CHAPTER 64 Challenges and Opportunities in Future Meningioma Research and Care
BASIC AND TRANSLATIONAL RESEARCH
Our current understanding on the molecular oncogenesis of meningiomas is still very immature. A clonal origin and a stepwise progression to more malignant forms have been suggested by molecular biological studies in the last few decades. However, the origins of the initiation, persistence, and progression of oncogenesis are still not known. We still do not know the determinants of cardinal steps of cancer in meningioma oncogenesis, the self-sufficiency in growth signals, the insensitivity to antigrowth signals, evasion of apoptosis, sustained angiogenesis, limitless replicative potential, and tissue invasion and metastasis.
Can we identify a molecular “fingerprint” for some meningiomas that makes them aggressive from the beginning even though they seem grade 1?
What is the role of genes other than those on chromosome 22 in initiating meningiomas and driving them to progress?
Advances in molecular biology and genetics can lead to a molecular classification of meningiomas? Such a classification using DNA, mRNA, or protein analysis can improve our understanding and treatment.
Are there meningioma “stem cells” that are the primary cell of origin of the tumor? The presence of such tumor initiating cells have been proposed in many cancers including gliomas, and this discovery has led to hypotheses that could explain peculiar clinical behaviors seen in gliomas such as radiation insensitivity, perivascular spread, and angiogenetic potential. The presence of such tumor initiating progenitor cells has not been adequately tested in meningiomas.
Can we develop an in vivo meningioma model that will allow drug and other studies to accurately reflect the human tumor? Such in vitro or in vivo models including transgenic mouse models that carry the genetic alterations commonly seen in meningiomas will both boost the understanding of meningioma oncogenesis and will be a very practical means for optimizing existing classical therapies and exploring new biological treatment modalities.

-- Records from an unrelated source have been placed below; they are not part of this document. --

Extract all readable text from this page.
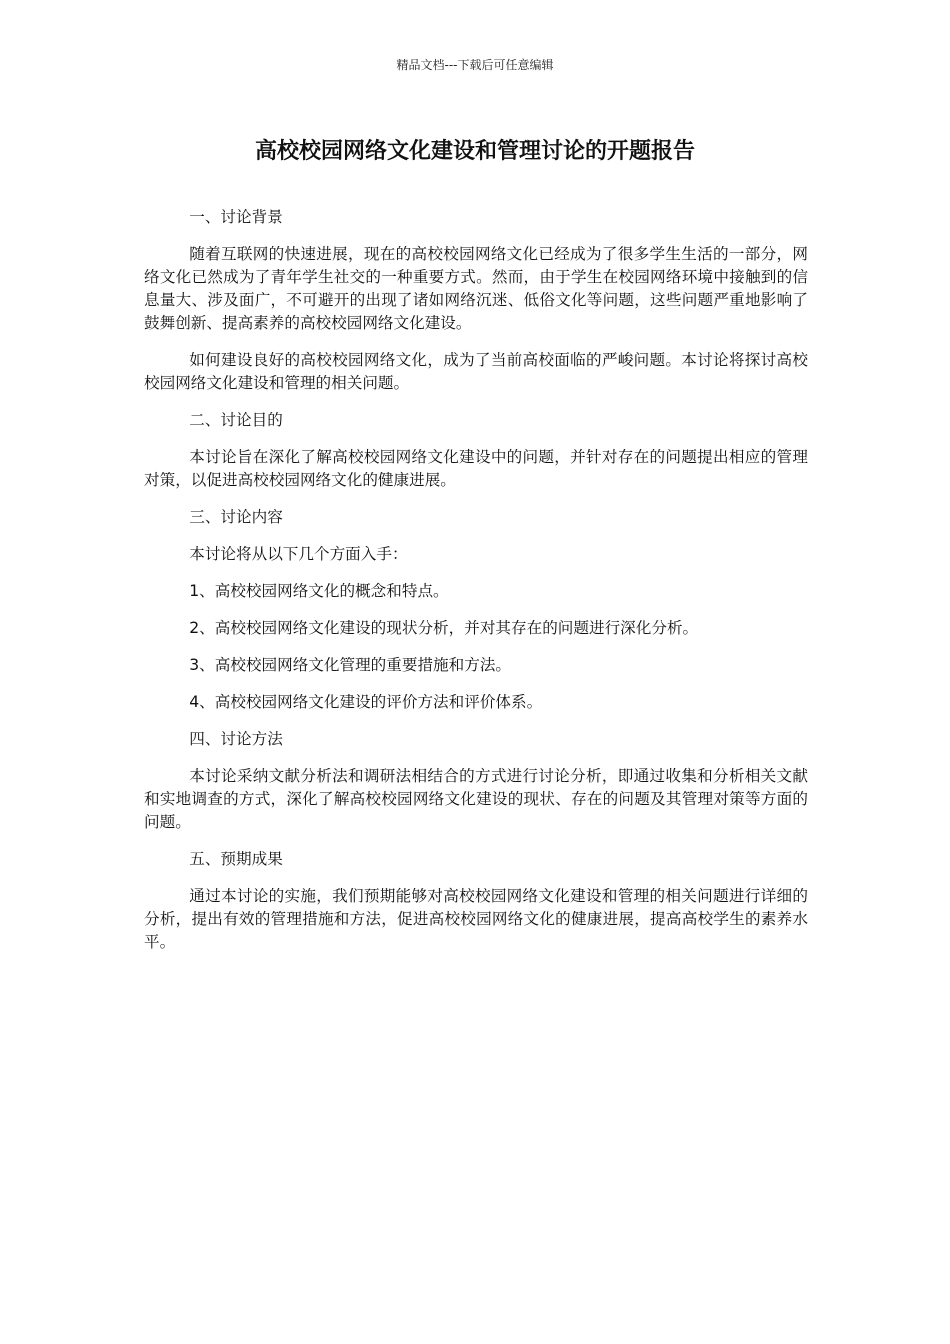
精品文档---下载后可任意编辑
高校校园网络文化建设和管理讨论的开题报告
一、讨论背景
随着互联网的快速进展，现在的高校校园网络文化已经成为了很多学生生活的一部分，网络文化已然成为了青年学生社交的一种重要方式。然而，由于学生在校园网络环境中接触到的信息量大、涉及面广，不可避开的出现了诸如网络沉迷、低俗文化等问题，这些问题严重地影响了鼓舞创新、提高素养的高校校园网络文化建设。
如何建设良好的高校校园网络文化，成为了当前高校面临的严峻问题。本讨论将探讨高校校园网络文化建设和管理的相关问题。
二、讨论目的
本讨论旨在深化了解高校校园网络文化建设中的问题，并针对存在的问题提出相应的管理对策，以促进高校校园网络文化的健康进展。
三、讨论内容
本讨论将从以下几个方面入手：
1、高校校园网络文化的概念和特点。
2、高校校园网络文化建设的现状分析，并对其存在的问题进行深化分析。
3、高校校园网络文化管理的重要措施和方法。
4、高校校园网络文化建设的评价方法和评价体系。
四、讨论方法
本讨论采纳文献分析法和调研法相结合的方式进行讨论分析，即通过收集和分析相关文献和实地调查的方式，深化了解高校校园网络文化建设的现状、存在的问题及其管理对策等方面的问题。
五、预期成果
通过本讨论的实施，我们预期能够对高校校园网络文化建设和管理的相关问题进行详细的分析，提出有效的管理措施和方法，促进高校校园网络文化的健康进展，提高高校学生的素养水平。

Meningiomas are very vascular tumors and their growth is very much influenced by their vascular supply? Our current understanding of the angiogenetic potential of meningiomas and the role of antiangiogenic therapies remains limited. In addition, the role of angiogenesis in the mechanism of action of existing therapies such as radiosurgery remains to be better defined to improve and refine such treatments. Angiogenesis research remains a very important focus of interest in meningioma research.
Are there particular receptor abnormalities in atypical meningiomas that can be used as targets for biological therapies?